Es sind bemerkenswerte Worte: „Ich finde das Schönste im Leben ist normal zu sein. So bin ich und so will ich auch bleiben." Das sagte einer über sich, dessen enorme Beliebtheit auf genau dieser Haltung fußte: normal zu sein. Uwe Seeler, der die deutsche Fußball-Nationalmannschaft 1966 als Kapitän in das legendäre WM-Endspiel auf den Rasen von Wembley geführt hatte, ist in der vergangenen Woche im Alter von 85 Jahren gestorben. „Uns Uwe" kam am 5. November 1936 zur Welt, sein fußballerisches Talent dürfte ihm der Vater in die Wiege gelegt haben: Erwin Seeler war ebenfalls Stürmer und bis in die 1940er-Jahre einer der populärsten Fußballer Hamburgs – die ganz großen Erfolge blieben allerdings aus. Dafür dürften er und Mutter Anny spätestens ab 1954 vor Stolz geplatzt sein. Der 17-jährige Uwe spielte bereits seit acht Jahren in der Jugend des Hamburger Sport-Vereins, ehe sein Förderer Günter Mahlmann ihn zu HSV-Cheftrainer Martin Wilke schickte. Seeler nutzte seine Chance sofort: In seinem ersten Oberliga-Spiel, die Bundesliga gab es damals noch nicht, schoss er beim 3:0 gegen den VfB Oldenburg das zwischenzeitliche 2:0. Drei Wochen zuvor empfahl er sich beim 8:2-Pokalderby-Erfolg gegen Holstein Kiel bereits mit vier Toren. Dieser Trend sollte anhalten: In den folgenden Oberliga-Jahren hörte Seeler nicht auf zu treffen, zwischen 1954 und 1962 erzielte er 267 Tore in 237 Einsätzen.
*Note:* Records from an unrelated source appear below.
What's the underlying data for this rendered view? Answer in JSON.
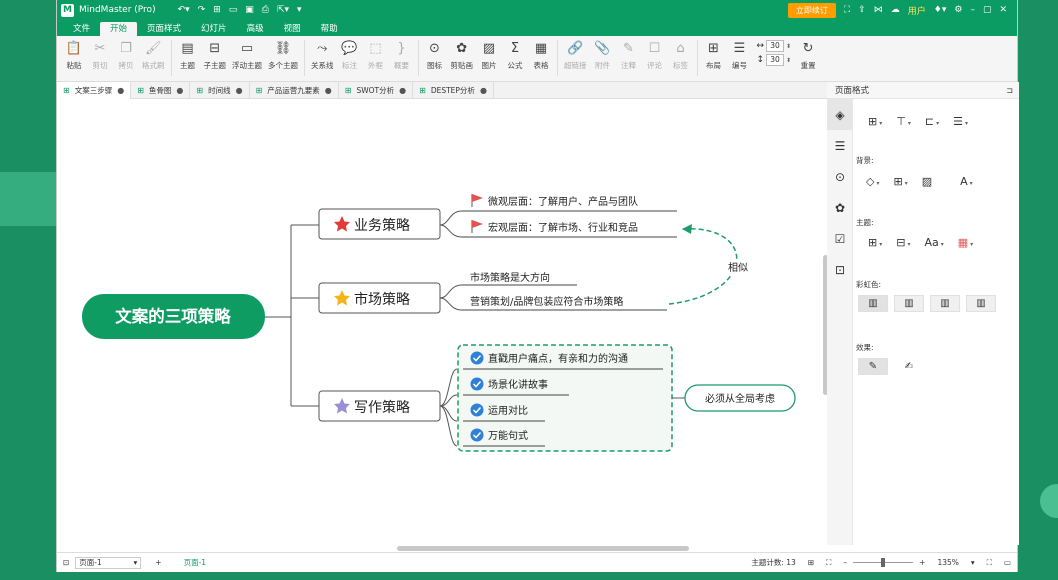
{
  "app": {
    "title": "MindMaster (Pro)",
    "upgrade": "立即续订",
    "user": "用户"
  },
  "menu": [
    "文件",
    "开始",
    "页面样式",
    "幻灯片",
    "高级",
    "视图",
    "帮助"
  ],
  "ribbon": {
    "paste": "粘贴",
    "cut": "剪切",
    "copy": "拷贝",
    "format_painter": "格式刷",
    "topic": "主题",
    "subtopic": "子主题",
    "float_topic": "浮动主题",
    "multi_topic": "多个主题",
    "relation": "关系线",
    "callout": "标注",
    "boundary": "外框",
    "summary": "概要",
    "icon": "图标",
    "clipart": "剪贴画",
    "picture": "图片",
    "formula": "公式",
    "table": "表格",
    "hyperlink": "超链接",
    "attachment": "附件",
    "note": "注释",
    "comment": "评论",
    "tag": "标签",
    "layout": "布局",
    "numbering": "编号",
    "spacing_h": "30",
    "spacing_v": "30",
    "reset": "重置"
  },
  "tabs": [
    "文案三步骤",
    "鱼骨图",
    "时间线",
    "产品运营九要素",
    "SWOT分析",
    "DESTEP分析"
  ],
  "mindmap": {
    "root": "文案的三项策略",
    "branches": [
      {
        "label": "业务策略",
        "items": [
          "微观层面：了解用户、产品与团队",
          "宏观层面：了解市场、行业和竞品"
        ]
      },
      {
        "label": "市场策略",
        "items": [
          "市场策略是大方向",
          "营销策划/品牌包装应符合市场策略"
        ]
      },
      {
        "label": "写作策略",
        "items": [
          "直戳用户痛点，有亲和力的沟通",
          "场景化讲故事",
          "运用对比",
          "万能句式"
        ]
      }
    ],
    "relation_label": "相似",
    "summary": "必须从全局考虑"
  },
  "panel": {
    "title": "页面格式",
    "background": "背景:",
    "theme": "主题:",
    "rainbow": "彩虹色:",
    "effect": "效果:",
    "theme_font": "Aa"
  },
  "status": {
    "page_select": "页面-1",
    "page_tab": "页面-1",
    "topic_count": "主题计数: 13",
    "zoom": "135%"
  },
  "colors": {
    "brand": "#0b9c63",
    "root": "#0e9c62",
    "accent": "#1f9a6d"
  }
}
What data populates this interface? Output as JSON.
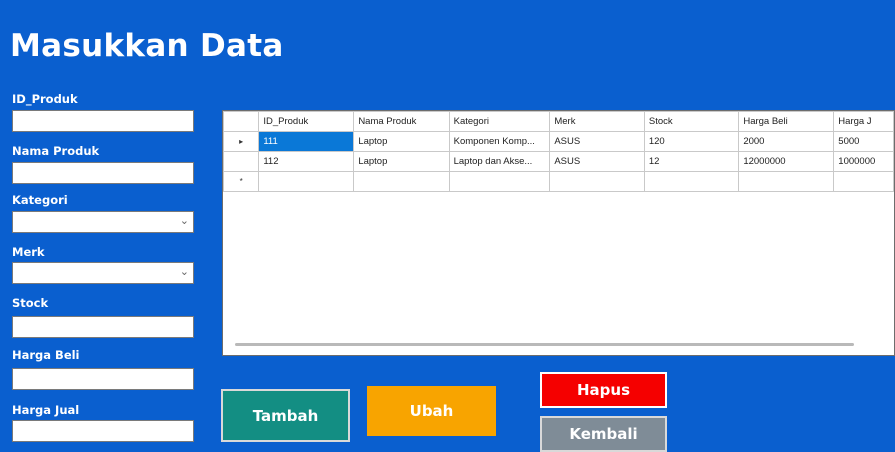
{
  "form": {
    "title": "Masukkan Data",
    "labels": {
      "id_produk": "ID_Produk",
      "nama_produk": "Nama Produk",
      "kategori": "Kategori",
      "merk": "Merk",
      "stock": "Stock",
      "harga_beli": "Harga Beli",
      "harga_jual": "Harga Jual"
    },
    "values": {
      "id_produk": "",
      "nama_produk": "",
      "kategori": "",
      "merk": "",
      "stock": "",
      "harga_beli": "",
      "harga_jual": ""
    },
    "dropdown_icon": "chevron-down-icon"
  },
  "grid": {
    "columns": [
      "ID_Produk",
      "Nama Produk",
      "Kategori",
      "Merk",
      "Stock",
      "Harga Beli",
      "Harga J"
    ],
    "rows": [
      {
        "indicator": "▸",
        "cells": [
          "111",
          "Laptop",
          "Komponen Komp...",
          "ASUS",
          "120",
          "2000",
          "5000"
        ]
      },
      {
        "indicator": "",
        "cells": [
          "112",
          "Laptop",
          "Laptop dan Akse...",
          "ASUS",
          "12",
          "12000000",
          "1000000"
        ]
      },
      {
        "indicator": "*",
        "cells": [
          "",
          "",
          "",
          "",
          "",
          "",
          ""
        ]
      }
    ],
    "selection_color": "#0a78d7"
  },
  "buttons": {
    "tambah": "Tambah",
    "ubah": "Ubah",
    "hapus": "Hapus",
    "kembali": "Kembali"
  },
  "colors": {
    "background": "#0a5fcf",
    "tambah": "#138e83",
    "ubah": "#f8a400",
    "hapus": "#f50000",
    "kembali": "#7f8c97"
  }
}
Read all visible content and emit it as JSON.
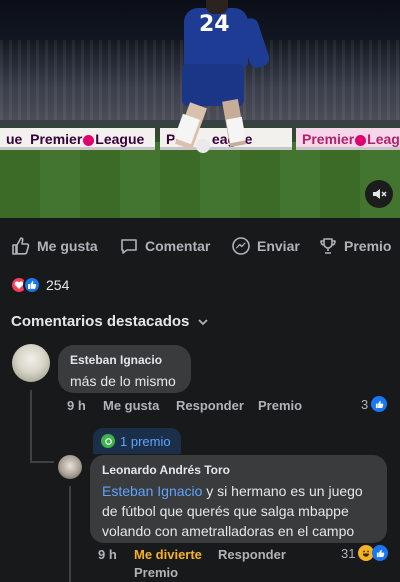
{
  "video": {
    "player_number": "24",
    "boards": [
      "Premier",
      "League",
      "Pre",
      "eague",
      "Premier",
      "Leag"
    ],
    "left_fragment": "ue"
  },
  "actions": {
    "like": "Me gusta",
    "comment": "Comentar",
    "send": "Enviar",
    "award": "Premio"
  },
  "reactions": {
    "count": "254"
  },
  "comments_section": {
    "title": "Comentarios destacados"
  },
  "comments": [
    {
      "author": "Esteban Ignacio",
      "text": "más de lo mismo",
      "time": "9 h",
      "like_label": "Me gusta",
      "reply_label": "Responder",
      "award_label": "Premio",
      "reaction_count": "3"
    },
    {
      "badge": "1 premio",
      "author": "Leonardo Andrés Toro",
      "mention": "Esteban Ignacio",
      "text_line1": " y si hermano es un juego",
      "text_line2": "de fútbol que querés que salga mbappe",
      "text_line3": "volando con ametralladoras en el campo",
      "time": "9 h",
      "like_label": "Me divierte",
      "reply_label": "Responder",
      "award_label": "Premio",
      "reaction_count": "31"
    }
  ],
  "colors": {
    "background": "#18191a",
    "bubble": "#3a3b3c",
    "accent_blue": "#5fa3ff",
    "laugh_yellow": "#f7b125",
    "like_blue": "#1877f2",
    "heart_red": "#f33e58"
  }
}
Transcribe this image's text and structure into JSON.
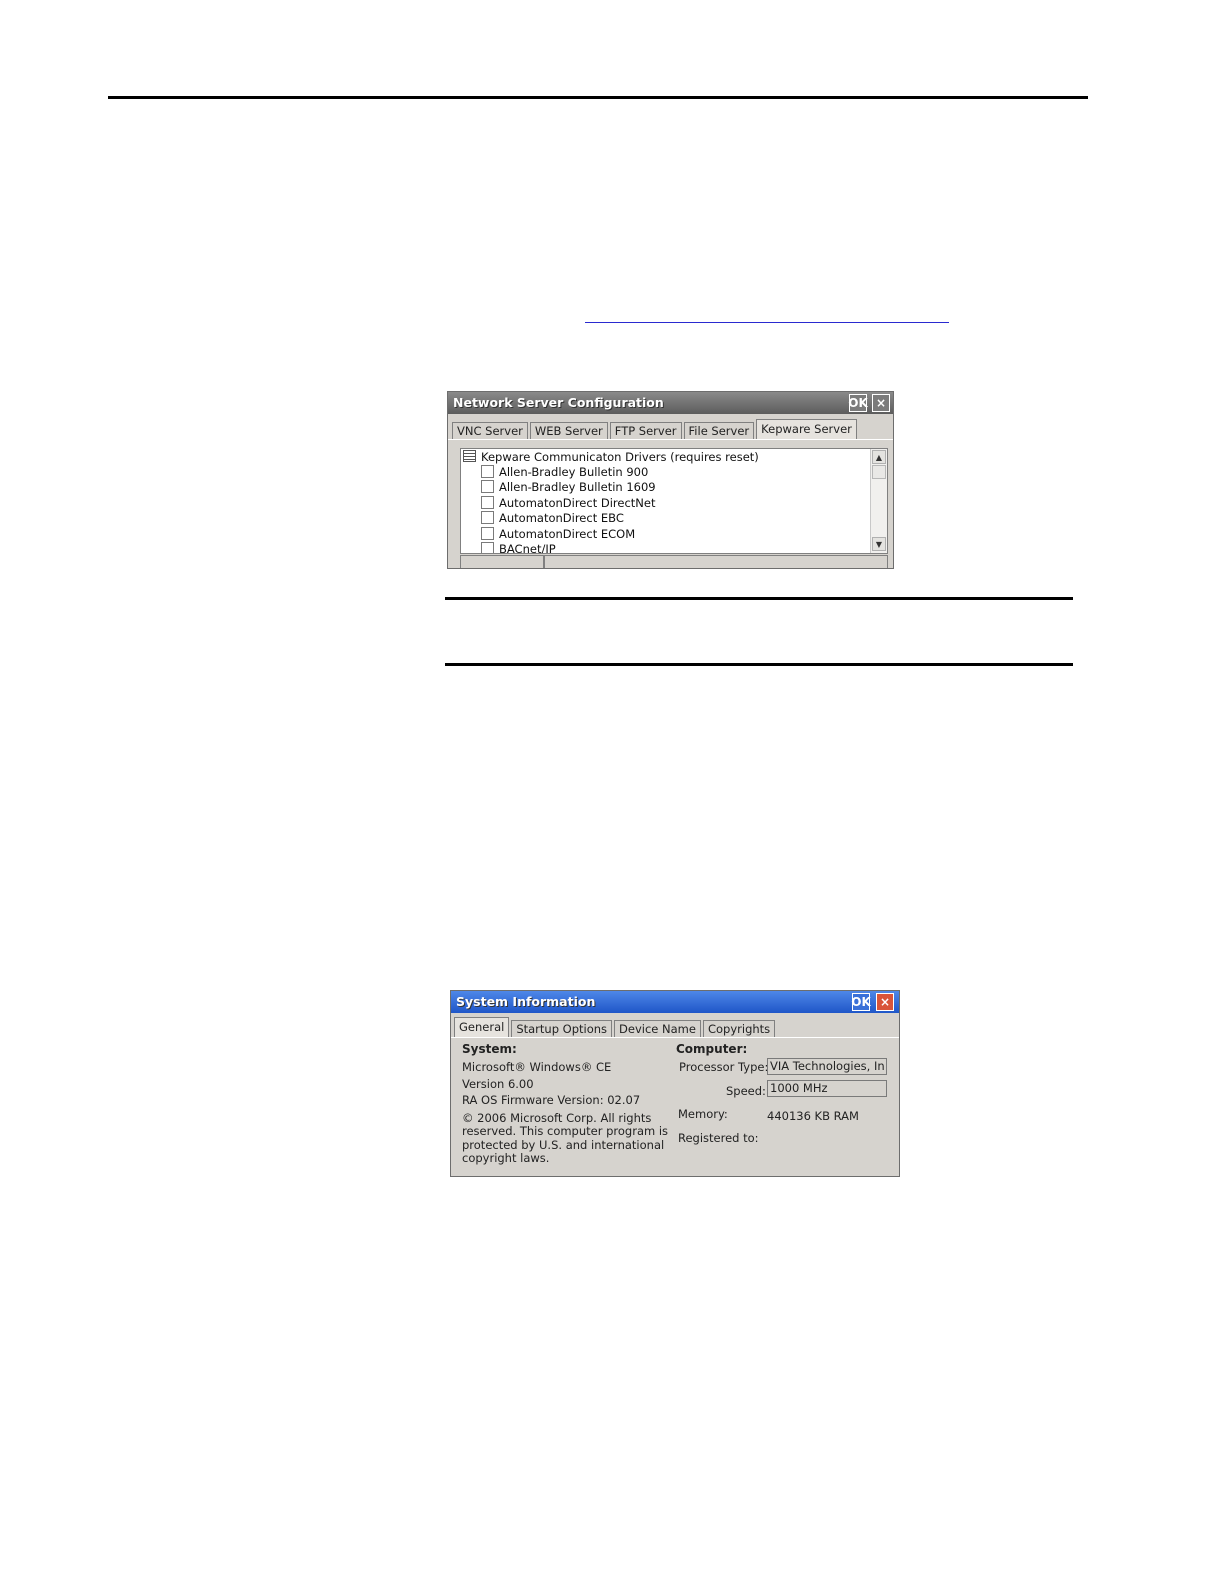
{
  "network_window": {
    "title": "Network Server Configuration",
    "ok_label": "OK",
    "close_label": "×",
    "tabs": [
      "VNC Server",
      "WEB Server",
      "FTP Server",
      "File Server",
      "Kepware Server"
    ],
    "tree_root": "Kepware Communicaton Drivers (requires reset)",
    "drivers": [
      "Allen-Bradley Bulletin 900",
      "Allen-Bradley Bulletin 1609",
      "AutomatonDirect DirectNet",
      "AutomatonDirect EBC",
      "AutomatonDirect ECOM",
      "BACnet/IP"
    ]
  },
  "system_window": {
    "title": "System Information",
    "ok_label": "OK",
    "close_label": "×",
    "tabs": [
      "General",
      "Startup Options",
      "Device Name",
      "Copyrights"
    ],
    "system": {
      "heading": "System:",
      "os": "Microsoft® Windows® CE",
      "version": "Version 6.00",
      "firmware": "RA OS Firmware Version: 02.07",
      "copyright_lines": [
        "© 2006 Microsoft Corp. All rights",
        "reserved. This computer program is",
        "protected by U.S. and international",
        "copyright laws."
      ]
    },
    "computer": {
      "heading": "Computer:",
      "processor_label": "Processor Type:",
      "processor_value": "VIA Technologies, In",
      "speed_label": "Speed:",
      "speed_value": "1000 MHz",
      "memory_label": "Memory:",
      "memory_value": "440136 KB  RAM",
      "registered_label": "Registered to:"
    }
  }
}
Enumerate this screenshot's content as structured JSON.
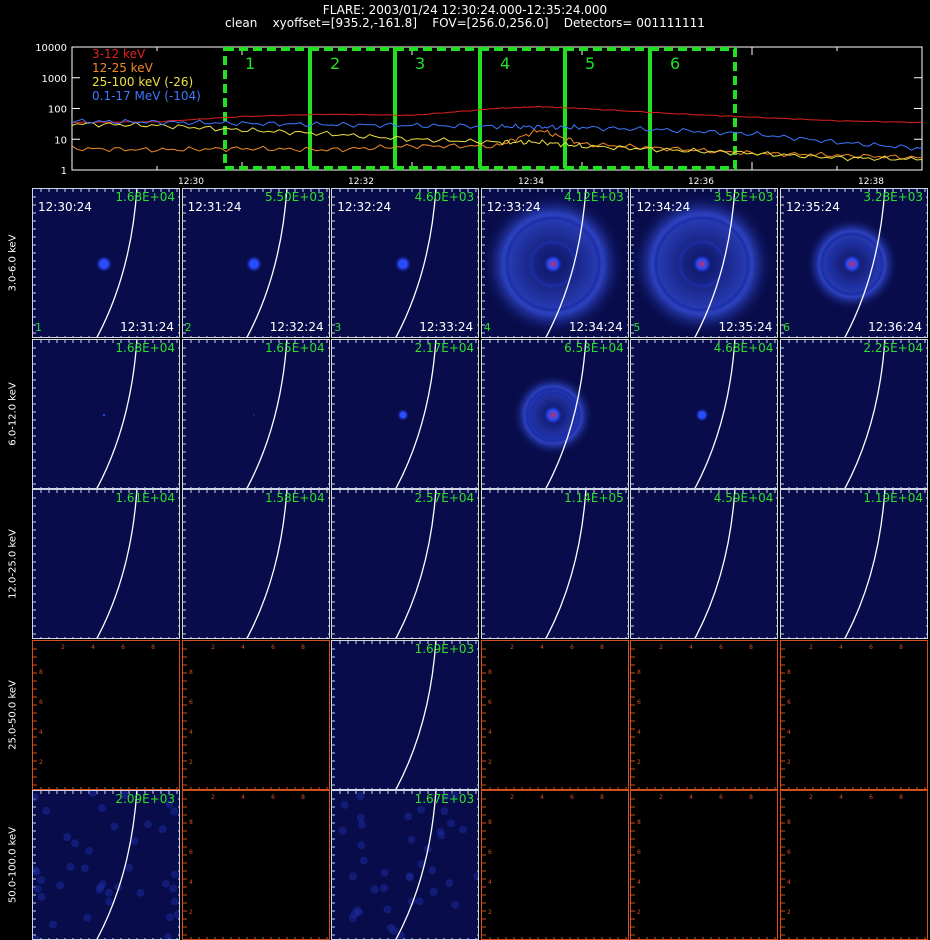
{
  "header": {
    "line1": "FLARE: 2003/01/24 12:30:24.000-12:35:24.000",
    "line2": "clean    xyoffset=[935.2,-161.8]    FOV=[256.0,256.0]    Detectors= 001111111"
  },
  "chart_data": [
    {
      "type": "line",
      "y_scale": "log",
      "ylim": [
        1,
        10000
      ],
      "y_ticks": [
        "10000",
        "1000",
        "100",
        "10",
        "1"
      ],
      "x_range": [
        "12:28:36",
        "12:38:36"
      ],
      "x_ticks": [
        "12:30",
        "12:32",
        "12:34",
        "12:36",
        "12:38"
      ],
      "grid": false,
      "legend": "top-left",
      "series": [
        {
          "name": "3-12 keV",
          "color": "#e02020",
          "t": [
            "12:28:36",
            "12:29:36",
            "12:30:36",
            "12:31:36",
            "12:32:36",
            "12:33:36",
            "12:34:06",
            "12:34:36",
            "12:35:36",
            "12:36:36",
            "12:37:36",
            "12:38:36"
          ],
          "y": [
            35,
            37,
            55,
            65,
            60,
            100,
            115,
            100,
            70,
            52,
            40,
            35
          ]
        },
        {
          "name": "12-25 keV",
          "color": "#f08a2a",
          "t": [
            "12:28:36",
            "12:29:36",
            "12:30:36",
            "12:31:36",
            "12:32:36",
            "12:33:36",
            "12:34:06",
            "12:34:36",
            "12:35:36",
            "12:36:36",
            "12:37:36",
            "12:38:36"
          ],
          "y": [
            5,
            4.5,
            5,
            4.5,
            6,
            6,
            20,
            7,
            5,
            3.5,
            3,
            2.5
          ]
        },
        {
          "name": "25-100 keV (-26)",
          "color": "#f0e040",
          "t": [
            "12:28:36",
            "12:29:36",
            "12:30:36",
            "12:31:36",
            "12:32:36",
            "12:33:36",
            "12:34:06",
            "12:34:36",
            "12:35:36",
            "12:36:36",
            "12:37:36",
            "12:38:36"
          ],
          "y": [
            32,
            28,
            20,
            15,
            10,
            8,
            8,
            6,
            4.5,
            3.5,
            2.5,
            2.2
          ]
        },
        {
          "name": "0.1-17 MeV (-104)",
          "color": "#3c78ff",
          "t": [
            "12:28:36",
            "12:29:36",
            "12:30:36",
            "12:31:36",
            "12:32:36",
            "12:33:36",
            "12:34:06",
            "12:34:36",
            "12:35:36",
            "12:36:36",
            "12:37:36",
            "12:38:36"
          ],
          "y": [
            38,
            36,
            33,
            30,
            28,
            26,
            25,
            24,
            20,
            15,
            8,
            5
          ]
        }
      ],
      "annotations": [
        {
          "label": "1",
          "t_start": "12:30:24",
          "t_end": "12:31:24"
        },
        {
          "label": "2",
          "t_start": "12:31:24",
          "t_end": "12:32:24"
        },
        {
          "label": "3",
          "t_start": "12:32:24",
          "t_end": "12:33:24"
        },
        {
          "label": "4",
          "t_start": "12:33:24",
          "t_end": "12:34:24"
        },
        {
          "label": "5",
          "t_start": "12:34:24",
          "t_end": "12:35:24"
        },
        {
          "label": "6",
          "t_start": "12:35:24",
          "t_end": "12:36:24"
        }
      ]
    },
    {
      "type": "heatmap",
      "rows": [
        "3.0-6.0 keV",
        "6.0-12.0 keV",
        "12.0-25.0 keV",
        "25.0-50.0 keV",
        "50.0-100.0 keV"
      ],
      "columns": [
        {
          "index": "1",
          "start": "12:30:24",
          "end": "12:31:24"
        },
        {
          "index": "2",
          "start": "12:31:24",
          "end": "12:32:24"
        },
        {
          "index": "3",
          "start": "12:32:24",
          "end": "12:33:24"
        },
        {
          "index": "4",
          "start": "12:33:24",
          "end": "12:34:24"
        },
        {
          "index": "5",
          "start": "12:34:24",
          "end": "12:35:24"
        },
        {
          "index": "6",
          "start": "12:35:24",
          "end": "12:36:24"
        }
      ],
      "peak_values": [
        [
          "1.68E+04",
          "5.50E+03",
          "4.60E+03",
          "4.12E+03",
          "3.52E+03",
          "3.28E+03"
        ],
        [
          "1.68E+04",
          "1.65E+04",
          "2.17E+04",
          "6.53E+04",
          "4.68E+04",
          "2.25E+04"
        ],
        [
          "1.61E+04",
          "1.58E+04",
          "2.57E+04",
          "1.14E+05",
          "4.59E+04",
          "1.19E+04"
        ],
        [
          null,
          null,
          "1.69E+03",
          null,
          null,
          null
        ],
        [
          "2.09E+03",
          null,
          "1.67E+03",
          null,
          null,
          null
        ]
      ],
      "empty_axis_ticks": [
        "2",
        "4",
        "6",
        "8"
      ]
    }
  ]
}
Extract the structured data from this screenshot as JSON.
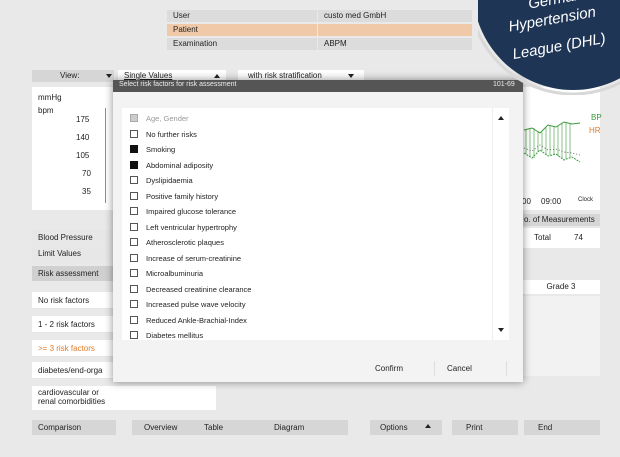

Lukrative Angebote aus Italien
Einer, der dieses Potenzial früh erkannt hat, war Bundestrainer-Ikone Sepp Herberger. Direkt nach dem WM-Triumph von Bern 1954 nominierte Herberger den 17-jährigen Seeler für die A-Nationalmannschaft. Beim Debüt im Oktober 1954 blieb er beim 1:3 gegen Frankreich allerdings torlos. Seinen Durchbruch schaffte der junge Stürmer während der WM 1958 in Schweden: Gemeinsam mit den DFB-Legenden Helmut Rahn und Hans Schäfer bildete Seeler den Angriff. In den Gruppenspielen gegen Argentinien und Nordirland gelang ihm jeweils ein Treffer, allerdings verletzte er sich beim Halbfinal-Aus gegen Gastgeber Schweden, weshalb er am Spiel um Platz drei gegen Frankreich nicht teilnehmen konnte. Doch Uwe Seeler, der sich auf und neben dem Platz immer durch seinen Kampfgeist ausgezeichnet hatte, erholte sich bald und traf wieder, wie er wollte. Bundestrainer Herberger setzte weiterhin auf den jungen Angreifer, über den er einmal sagte: „Es gibt zweifellos spielerisch weitaus bessere Spieler. Aber keiner besitzt das Talent wie Uwe Seeler, auf engstem Raum gegen die stärkste Bewachung so viel Wirkung zu erzielen." Das entging auch den Fachleuten in Italien nicht, die Serie A war damals die erste Liga, die internationale Stars mit viel Geld lockte. Dass Seeler das 1,2-Millionen-D-Mark-Angebot von Inter Mailand 1961 ablehnte und sich für „unser Häuschen, unsere Familien und unsere sichere Zukunft" entschied, machte ihn endgültig zum Volkshelden. So war es nur konsequent, dass Seeler 1961 ersatzweise erstmals als Kapitän der deutschen Nationalmannschaft auflief. In seinem ersten Spiel mit der Binde am Arm traf Seeler beim 5:1 gegen Dänemark dreifach – alle drei Tore machte der nur 1,68 Meter große Stürmer mit dem Kopf. Zur WM 1962 in Chile kehrte jedoch der etatmäßige Kapitän Hans Schäfer zurück in die Mannschaft. Erst nach der WM, bei der Seeler erneut zwei Tore in der Gruppenphase schoss, aber das 0:1 im Viertelfinale gegen Jugoslawien nicht verhindern konnte, wurde Seeler endgültig Spielführer des Nationalteams. Und als solcher führte er das deutsche Team in eines der legendärsten Spiele der deutschen Fußball-Geschichte: Das Endspiel der WM 1966 in England ist bis heute unvergessen, der Ausgang bekannt. Dank des Wembley-Tors, mit dem sich in Großbritannien Geoff Hurst unsterblich gemacht hat, blieb Uwe Seeler der WM-Titel verwehrt.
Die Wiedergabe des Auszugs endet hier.